Fox News can take some solace that they didn't make the worst mistake on television. That dishonor apparently belongs to the Dutch Muslim Broadcasting Company, which, immediately after the country's three minutes of silence honoring the victims of the attack, started broadcasting threatening texts from the Koran. One such Scripture: "To those who do not believe: their properties and their children will not conciliate Allah. They are but fuel to the fire." The network issued an apology, saying they mistakenly aired an old tape.

Canada is apparently avoiding all such controversies by banning religion from public life, says an editorial in the National Post. "Has Canada become an officially areligious country?" the paper asks. "It looked like it at last week's National Day of Mourning ceremony on Parliament Hill … There was virtually no trace of a deity; no God, no Jehovah, no Allah. There was a 'lament' and a 'musical interlude,' but no hymns." But this official secularist response doesn't accord with the feelings of most Canadians, the paper asserts. "There is no merit in slighting those who worship God in order to avoid the grumbling of a small minority of aggressive and inflexible atheists.
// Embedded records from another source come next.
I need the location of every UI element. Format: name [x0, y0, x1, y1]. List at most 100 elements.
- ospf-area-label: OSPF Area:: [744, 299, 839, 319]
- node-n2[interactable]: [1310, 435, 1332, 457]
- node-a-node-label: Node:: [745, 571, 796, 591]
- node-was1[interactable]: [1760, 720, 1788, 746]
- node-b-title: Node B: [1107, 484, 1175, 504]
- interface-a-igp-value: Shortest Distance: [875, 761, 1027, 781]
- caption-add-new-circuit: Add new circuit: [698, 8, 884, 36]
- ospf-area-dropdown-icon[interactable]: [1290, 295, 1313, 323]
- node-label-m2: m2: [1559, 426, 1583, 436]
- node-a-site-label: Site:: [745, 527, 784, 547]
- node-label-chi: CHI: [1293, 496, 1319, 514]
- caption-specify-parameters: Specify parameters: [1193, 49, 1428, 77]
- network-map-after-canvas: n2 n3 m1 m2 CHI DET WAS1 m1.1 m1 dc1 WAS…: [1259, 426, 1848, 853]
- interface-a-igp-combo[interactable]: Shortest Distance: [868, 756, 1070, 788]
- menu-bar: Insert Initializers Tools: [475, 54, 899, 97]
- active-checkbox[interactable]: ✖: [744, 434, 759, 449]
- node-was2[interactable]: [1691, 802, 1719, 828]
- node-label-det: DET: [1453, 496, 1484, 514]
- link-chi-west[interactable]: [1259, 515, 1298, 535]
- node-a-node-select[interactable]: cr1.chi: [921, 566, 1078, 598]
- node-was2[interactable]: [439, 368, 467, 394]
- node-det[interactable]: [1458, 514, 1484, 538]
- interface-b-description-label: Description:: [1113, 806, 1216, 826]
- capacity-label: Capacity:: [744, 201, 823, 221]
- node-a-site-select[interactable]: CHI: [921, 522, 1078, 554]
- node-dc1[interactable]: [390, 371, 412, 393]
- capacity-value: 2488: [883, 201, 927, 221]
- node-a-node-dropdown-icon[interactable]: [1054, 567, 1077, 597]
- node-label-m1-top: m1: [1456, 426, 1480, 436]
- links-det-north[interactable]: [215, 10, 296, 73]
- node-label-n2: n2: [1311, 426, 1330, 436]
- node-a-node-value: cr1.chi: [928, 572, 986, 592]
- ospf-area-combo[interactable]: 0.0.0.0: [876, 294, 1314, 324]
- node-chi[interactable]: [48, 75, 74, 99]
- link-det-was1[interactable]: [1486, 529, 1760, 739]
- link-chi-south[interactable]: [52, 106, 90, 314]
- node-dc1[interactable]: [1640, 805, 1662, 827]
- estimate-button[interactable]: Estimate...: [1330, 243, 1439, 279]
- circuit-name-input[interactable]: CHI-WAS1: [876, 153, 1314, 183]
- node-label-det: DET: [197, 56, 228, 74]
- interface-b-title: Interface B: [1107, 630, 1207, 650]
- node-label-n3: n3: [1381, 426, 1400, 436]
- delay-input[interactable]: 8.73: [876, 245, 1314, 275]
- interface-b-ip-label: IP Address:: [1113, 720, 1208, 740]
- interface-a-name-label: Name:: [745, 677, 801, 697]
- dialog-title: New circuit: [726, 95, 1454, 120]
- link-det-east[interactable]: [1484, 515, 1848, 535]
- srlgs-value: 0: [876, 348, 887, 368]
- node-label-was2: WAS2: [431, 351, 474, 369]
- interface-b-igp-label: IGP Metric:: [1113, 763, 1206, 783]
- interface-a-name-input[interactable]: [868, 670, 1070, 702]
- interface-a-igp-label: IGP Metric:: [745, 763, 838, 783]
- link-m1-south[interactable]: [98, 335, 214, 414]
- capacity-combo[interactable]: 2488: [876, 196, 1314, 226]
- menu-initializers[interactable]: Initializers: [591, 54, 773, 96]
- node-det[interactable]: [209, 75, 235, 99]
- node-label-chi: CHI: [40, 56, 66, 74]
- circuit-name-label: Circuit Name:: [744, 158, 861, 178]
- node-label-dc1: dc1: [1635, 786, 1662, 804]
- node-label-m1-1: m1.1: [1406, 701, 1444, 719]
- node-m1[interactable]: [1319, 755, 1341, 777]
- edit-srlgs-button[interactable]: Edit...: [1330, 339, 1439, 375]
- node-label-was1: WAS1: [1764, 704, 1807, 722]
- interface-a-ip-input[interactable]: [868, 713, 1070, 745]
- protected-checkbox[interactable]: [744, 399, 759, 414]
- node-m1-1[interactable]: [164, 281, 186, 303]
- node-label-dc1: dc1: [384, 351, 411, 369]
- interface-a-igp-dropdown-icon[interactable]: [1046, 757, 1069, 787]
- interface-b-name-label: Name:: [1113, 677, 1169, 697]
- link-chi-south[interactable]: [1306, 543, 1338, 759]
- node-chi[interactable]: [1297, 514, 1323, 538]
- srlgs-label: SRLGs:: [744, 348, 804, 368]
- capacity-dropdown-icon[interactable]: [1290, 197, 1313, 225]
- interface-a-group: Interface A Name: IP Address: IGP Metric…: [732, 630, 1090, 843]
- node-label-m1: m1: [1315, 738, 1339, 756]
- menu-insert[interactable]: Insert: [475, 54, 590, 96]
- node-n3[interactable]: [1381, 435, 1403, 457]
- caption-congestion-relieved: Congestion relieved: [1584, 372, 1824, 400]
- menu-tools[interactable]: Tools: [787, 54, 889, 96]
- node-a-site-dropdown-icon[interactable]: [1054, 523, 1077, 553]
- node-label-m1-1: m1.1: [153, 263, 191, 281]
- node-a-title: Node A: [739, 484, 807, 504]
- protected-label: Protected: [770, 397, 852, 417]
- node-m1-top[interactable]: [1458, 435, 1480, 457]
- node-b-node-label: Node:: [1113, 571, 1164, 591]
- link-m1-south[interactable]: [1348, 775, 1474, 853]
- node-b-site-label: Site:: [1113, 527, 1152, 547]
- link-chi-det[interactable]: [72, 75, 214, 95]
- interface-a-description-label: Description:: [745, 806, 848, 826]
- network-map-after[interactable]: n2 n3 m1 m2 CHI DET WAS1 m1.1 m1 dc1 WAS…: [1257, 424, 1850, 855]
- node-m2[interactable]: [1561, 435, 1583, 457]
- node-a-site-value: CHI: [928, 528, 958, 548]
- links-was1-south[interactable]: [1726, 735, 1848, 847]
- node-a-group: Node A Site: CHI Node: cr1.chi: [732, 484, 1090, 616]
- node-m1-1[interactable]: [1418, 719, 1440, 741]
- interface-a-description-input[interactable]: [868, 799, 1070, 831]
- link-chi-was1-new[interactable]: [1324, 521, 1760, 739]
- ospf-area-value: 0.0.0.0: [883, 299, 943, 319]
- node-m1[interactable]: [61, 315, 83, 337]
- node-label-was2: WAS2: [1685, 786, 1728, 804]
The absence of an acknowledgement of God comes at the expense of the majority of Canadians, who naturally contemplate the existence of a higher power at a time when the fabric of day to day life is torn by a humbling cataclysm."

For now, however, public religion is alive and well in the United States. "From public schools and local governments to Congress and the White House, the acts of terrorism on Sept. 11 have caused a remarkable convergence of patriotism and spirituality," reports the Atlanta Journal-Constitution. The paper notes that today's See You At The Pole rallies at schools around the country face much less antagonism than in previous years.